Thousands of UK families pay more than they need to for services such as gas, electricity and broadband.

But the good news is, it’s easy to compare deals and switch to something cheaper.

Switching energy tariffs through MoneySuperMarket could save you at least £302*, for example.

Switching is straightforward and only takes a few minutes, making reducing your household bills one of the easiest ways to make your money go further.

3.  Check your benefits

There are a number of benefits available to families with children, so it’s a good idea to check you’re claiming for the ones you’re entitled to.

The main ones are:

  • Child Benefit

  • Tax-free Childcare

  • Child Tax/Universal Credit

Child Benefit

You can claim Child Benefit for each child you’re responsible for, regardless of whether you’re working or not.

The current rates are £20.70 a week for your first child and £13.70 a week for any further children.

However, if you or your partner earns more than £50,000 a year, you’ll pay at least some of that back in extra income tax.

Top tip

If you have stopped working to look after your child, claiming Child Benefit will protect your State Pension rights because it entitles you to credits in lieu of National Insurance Contributions.

Tax-free Childcare

Under the Tax-free Childcare scheme, the government will pay £2 for every £8 you spend on childcare, up to a maximum of £2,000 a year per child under the age of 12.

It’s open to employed and self-employed parents who earn between the minimum wage and £100,000 a year.

However, you can only use it to pay for “approved childcare”.

Child Tax/Universal Credit

If you are on a low income and have three or more children, you can also claim Child Tax Credit.

Eligible families with one or two children must now claim Universal Credit instead.

4.  Lower school costs

Uniforms, computers, clubs… Sending a child to school is an expensive business.

But there are ways to save, including shopping around for everything from shoes to laptops, buying second hand uniform where possible, and looking for after-school clubs and activities that qualify for the Tax-free Childcare scheme.

5.  Protect your family

It’s important to think about how your family would survive if you were to pass away or fall ill and become unable to work.

Life insurance, which pays out a lump sum if you die within the set term, is a good idea for anyone with dependants (children or adults who depend on your earnings). 

It will help ensure your family would be able to manage financially if you were no longer around.

Other types of insurance to consider include income protection, which provides a regular income if you are unable to work due to illness or disability.

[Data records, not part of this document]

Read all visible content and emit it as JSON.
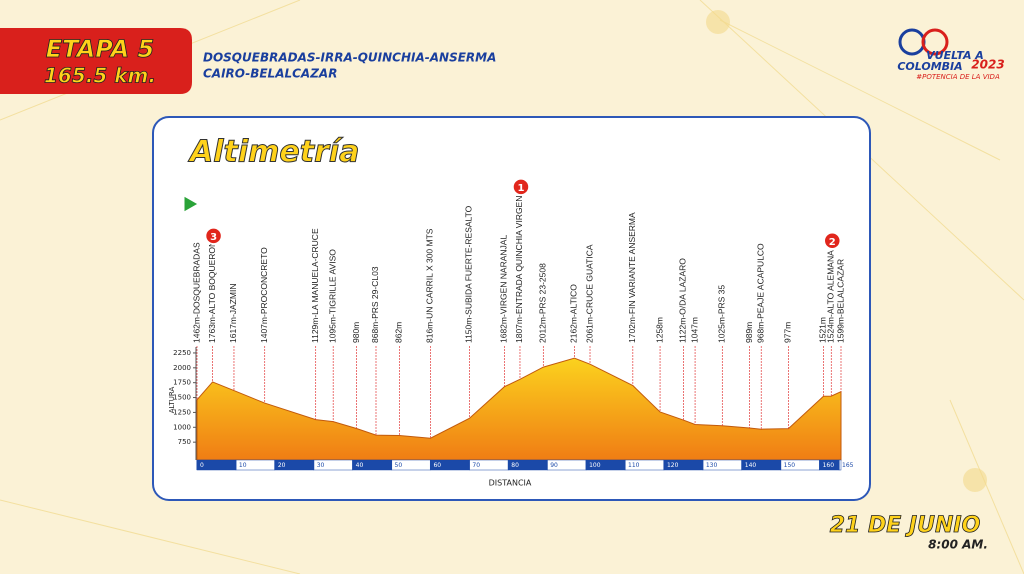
{
  "chart_data": {
    "type": "area",
    "stage": "ETAPA 5",
    "stage_distance": "165.5 km.",
    "route_line1": "DOSQUEBRADAS-IRRA-QUINCHIA-ANSERMA",
    "route_line2": "CAIRO-BELALCAZAR",
    "logo_line1": "VUELTA A",
    "logo_line2": "COLOMBIA",
    "logo_year": "2023",
    "logo_tagline": "#POTENCIA DE LA VIDA",
    "title": "Altimetría",
    "y_label": "ALTURA",
    "x_label": "DISTANCIA",
    "date": "21 DE JUNIO",
    "time": "8:00 AM.",
    "x": [
      0,
      4,
      9.5,
      17.4,
      30.5,
      35,
      41,
      46,
      52,
      60,
      70,
      79,
      83,
      89,
      97,
      101,
      112,
      119,
      125,
      128,
      135,
      142,
      145,
      152,
      161,
      163,
      165.5
    ],
    "values": [
      1462,
      1763,
      1617,
      1407,
      1129,
      1095,
      980,
      868,
      862,
      816,
      1150,
      1682,
      1807,
      2012,
      2162,
      2061,
      1702,
      1258,
      1122,
      1047,
      1025,
      989,
      968,
      977,
      1521,
      1524,
      1599
    ],
    "point_labels": [
      "1462m-DOSQUEBRADAS",
      "1763m-ALTO BOQUERON",
      "1617m-JAZMIN",
      "1407m-PROCONCRETO",
      "1129m-LA MANUELA-CRUCE",
      "1095m-TIGRILLE AVISO",
      "980m",
      "868m-PRS 29-CL03",
      "862m",
      "816m-UN CARRIL X 300 MTS",
      "1150m-SUBIDA FUERTE-RESALTO",
      "1682m-VIRGEN NARANJAL",
      "1807m-ENTRADA QUINCHIA VIRGEN",
      "2012m-PRS 23-2508",
      "2162m-ALTICO",
      "2061m-CRUCE GUATICA",
      "1702m-FIN VARIANTE ANSERMA",
      "1258m",
      "1122m-O/DA LAZARO",
      "1047m",
      "1025m-PRS 35",
      "989m",
      "968m-PEAJE ACAPULCO",
      "977m",
      "1521m",
      "1524m-ALTO ALEMANA",
      "1599m-BELALCAZAR"
    ],
    "kom_categories": [
      null,
      "3",
      null,
      null,
      null,
      null,
      null,
      null,
      null,
      null,
      null,
      null,
      "1",
      null,
      null,
      null,
      null,
      null,
      null,
      null,
      null,
      null,
      null,
      null,
      null,
      "2",
      null
    ],
    "color": "#f7a21b",
    "xlim": [
      0,
      165.5
    ],
    "ylim": [
      450,
      2350
    ],
    "xticks": [
      0,
      10,
      20,
      30,
      40,
      50,
      60,
      70,
      80,
      90,
      100,
      110,
      120,
      130,
      140,
      150,
      160,
      165
    ],
    "yticks": [
      750,
      1000,
      1250,
      1500,
      1750,
      2000,
      2250
    ]
  }
}
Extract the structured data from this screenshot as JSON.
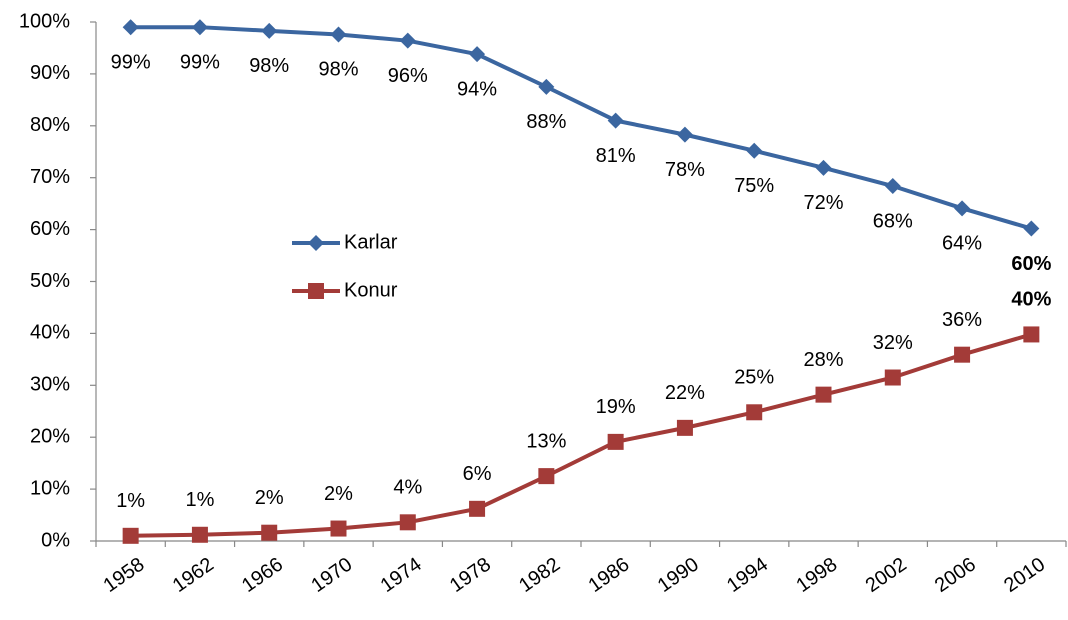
{
  "chart_data": {
    "type": "line",
    "categories": [
      "1958",
      "1962",
      "1966",
      "1970",
      "1974",
      "1978",
      "1982",
      "1986",
      "1990",
      "1994",
      "1998",
      "2002",
      "2006",
      "2010"
    ],
    "series": [
      {
        "name": "Karlar",
        "color": "#3b66a0",
        "marker": "diamond",
        "values": [
          99,
          99,
          98.3,
          97.6,
          96.4,
          93.8,
          87.5,
          81,
          78.3,
          75.2,
          71.9,
          68.4,
          64.1,
          60.2
        ],
        "value_labels": [
          "99%",
          "99%",
          "98%",
          "98%",
          "96%",
          "94%",
          "88%",
          "81%",
          "78%",
          "75%",
          "72%",
          "68%",
          "64%",
          "60%"
        ]
      },
      {
        "name": "Konur",
        "color": "#a33b38",
        "marker": "square",
        "values": [
          1,
          1.2,
          1.6,
          2.4,
          3.6,
          6.2,
          12.5,
          19.1,
          21.8,
          24.8,
          28.2,
          31.5,
          35.9,
          39.8
        ],
        "value_labels": [
          "1%",
          "1%",
          "2%",
          "2%",
          "4%",
          "6%",
          "13%",
          "19%",
          "22%",
          "25%",
          "28%",
          "32%",
          "36%",
          "40%"
        ]
      }
    ],
    "ylim": [
      0,
      100
    ],
    "yticks": [
      {
        "value": 0,
        "label": "0%"
      },
      {
        "value": 10,
        "label": "10%"
      },
      {
        "value": 20,
        "label": "20%"
      },
      {
        "value": 30,
        "label": "30%"
      },
      {
        "value": 40,
        "label": "40%"
      },
      {
        "value": 50,
        "label": "50%"
      },
      {
        "value": 60,
        "label": "60%"
      },
      {
        "value": 70,
        "label": "70%"
      },
      {
        "value": 80,
        "label": "80%"
      },
      {
        "value": 90,
        "label": "90%"
      },
      {
        "value": 100,
        "label": "100%"
      }
    ],
    "grid": false
  }
}
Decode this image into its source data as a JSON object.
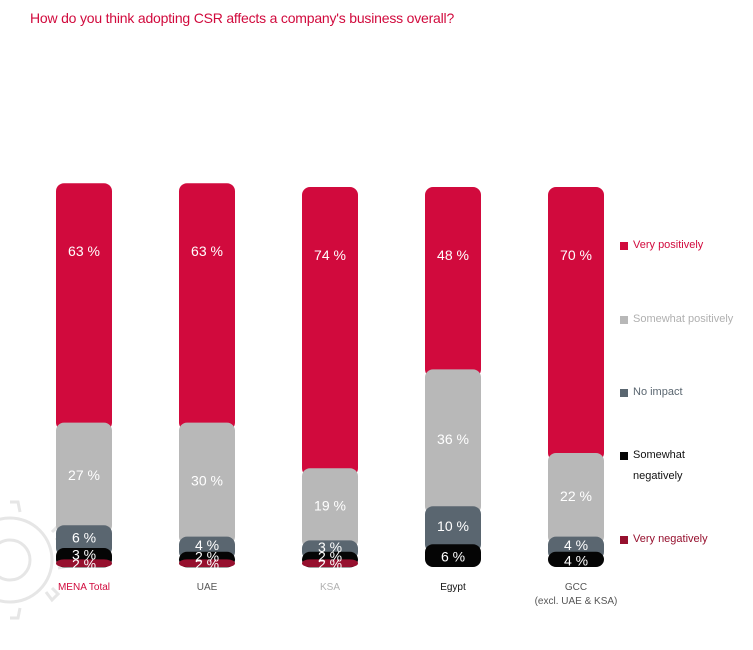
{
  "title": "How do you think adopting CSR affects a company's business overall?",
  "colors": {
    "very_positive": "#d10a3d",
    "somewhat_positive": "#b8b8b8",
    "no_impact": "#5a6670",
    "somewhat_negative": "#050505",
    "very_negative": "#96102e",
    "title": "#d10a3d"
  },
  "chart_data": {
    "type": "bar",
    "stacked": true,
    "title": "How do you think adopting CSR affects a company's business overall?",
    "categories": [
      "MENA Total",
      "UAE",
      "KSA",
      "Egypt",
      "GCC"
    ],
    "category_sublabels": [
      "",
      "",
      "",
      "",
      "(excl. UAE & KSA)"
    ],
    "category_label_colors": [
      "#d10a3d",
      "#555555",
      "#b0b0b0",
      "#111111",
      "#555555"
    ],
    "series": [
      {
        "name": "Very negatively",
        "color": "#96102e",
        "values": [
          2,
          2,
          2,
          0,
          0
        ],
        "labels": [
          "2 %",
          "2 %",
          "2 %",
          "",
          ""
        ]
      },
      {
        "name": "Somewhat negatively",
        "color": "#050505",
        "values": [
          3,
          2,
          2,
          6,
          4
        ],
        "labels": [
          "3 %",
          "2 %",
          "2 %",
          "6 %",
          "4 %"
        ]
      },
      {
        "name": "No impact",
        "color": "#5a6670",
        "values": [
          6,
          4,
          3,
          10,
          4
        ],
        "labels": [
          "6 %",
          "4 %",
          "3 %",
          "10 %",
          "4 %"
        ]
      },
      {
        "name": "Somewhat positively",
        "color": "#b8b8b8",
        "values": [
          27,
          30,
          19,
          36,
          22
        ],
        "labels": [
          "27 %",
          "30 %",
          "19 %",
          "36 %",
          "22 %"
        ]
      },
      {
        "name": "Very positively",
        "color": "#d10a3d",
        "values": [
          63,
          63,
          74,
          48,
          70
        ],
        "labels": [
          "63 %",
          "63 %",
          "74 %",
          "48 %",
          "70 %"
        ]
      }
    ]
  },
  "legend": [
    {
      "label": "Very positively",
      "color": "#d10a3d",
      "text_color": "#d10a3d"
    },
    {
      "label": "Somewhat positively",
      "color": "#b8b8b8",
      "text_color": "#b0b0b0"
    },
    {
      "label": "No impact",
      "color": "#5a6670",
      "text_color": "#5a6670"
    },
    {
      "label": "Somewhat\nnegatively",
      "color": "#050505",
      "text_color": "#111111"
    },
    {
      "label": "Very negatively",
      "color": "#96102e",
      "text_color": "#96102e"
    }
  ]
}
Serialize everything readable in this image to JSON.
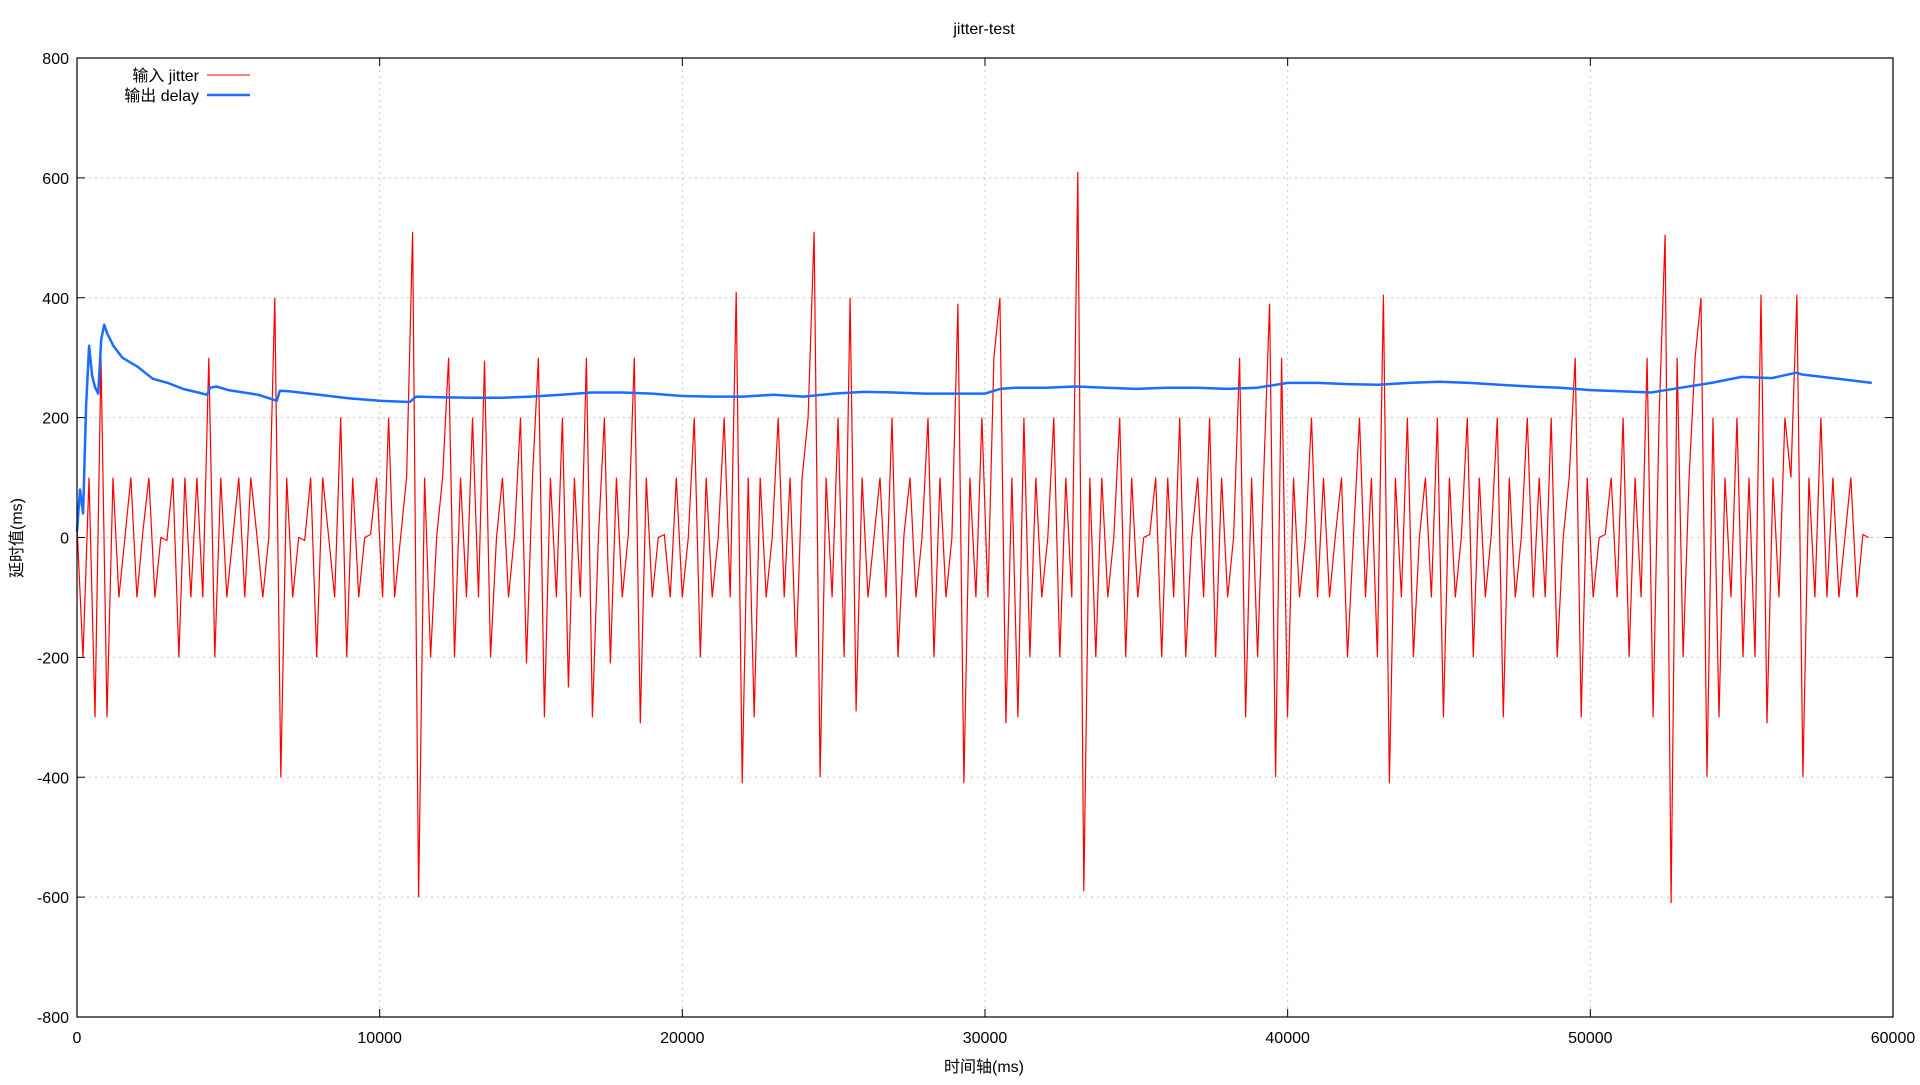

And critical illness insurance, which pays out a lump sum if you are diagnosed with one of the illnesses covered and may even cover your children against the same diagnoses for no extra charge, but with a smaller payout.

6.  Set yourself a savings goal

It can be hard to get into the savings habit, but setting a goal such as a family holiday or a new car can help.

If possible, savings experts also advise having an emergency fund of at least three months’ salary.

The best savings account for you will depend on your goal, and how long you plan to save for.

If you want to be able to access some of your savings, an easy access account can be a good option.

But if you want to lock away a lump sum, you could earn

earn more interest in a one or two-year fixed rate bond. Just be aware you won’t be able to add to your savings or access them during that time.

Alternatively, a regular saver account could help you save towards a car or holiday, as you can pay in a set amount each month, but you’ll need to leave those funds untouched for 12 months.

*10% of customers that applied to switch via MoneySuperMarket could save at least £302.05, November 2018.